A Silver Bullet or a Compromise for Full Attention? A Comprehensive Study of Gist Token-based Context Compression
Chenlong Deng, Zhisong Zhang, Kelong Mao, Shuaiyi Li, Xinting Huang, Dong Yu, Zhicheng Dou
TL;DR
This work tackles the challenge of long-context processing in Transformer-based LLMs by studying gist-token based context compression, which replaces long histories with a small set of gist tokens. It introduces a unified taxonomy by memory location and gist granularity, and empirically shows that fine-grained KV-compression can achieve near-lossless performance on many tasks (e.g., retrieval-augmented generation and long-document QA) while revealing notable gaps on synthetic recall and reranking. Through probing, the authors identify three failure patterns—lost by the boundary, lost if surprise, and lost along the way—and propose two mitigation strategies: fine-grained autoencoding and segment-wise token importance estimation, which together yield substantial performance gains, especially on challenging long-context tasks. The findings provide concrete guidance for deploying gist-based compression and point to future directions, including scaling to larger models and exploring broader compression mechanisms to extend context windows without full attention.
Abstract
In this work, we provide a thorough investigation of gist-based context compression methods to improve long-context processing in large language models. We focus on two key questions: (1) How well can these methods replace full attention models? and (2) What potential failure patterns arise due to compression? Through extensive experiments, we show that while gist-based compression can achieve near-lossless performance on tasks like retrieval-augmented generation and long-document QA, it faces challenges in tasks like synthetic recall.

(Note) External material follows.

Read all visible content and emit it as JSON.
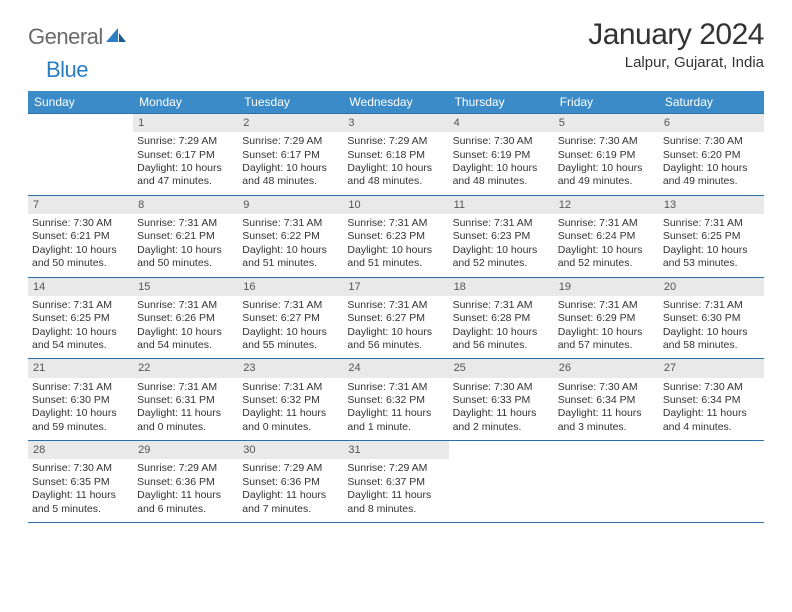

Furthermore, we identify three key failure patterns: lost by the boundary, lost if surprise, and lost along the way. To mitigate these issues, we propose two effective strategies: fine-grained autoencoding, which enhances the reconstruction of original token information, and segment-wise token importance estimation, which adjusts optimization based on token dependencies. Our work provides valuable insights into the understanding of gist token-based context compression and offers practical strategies for improving compression capabilities.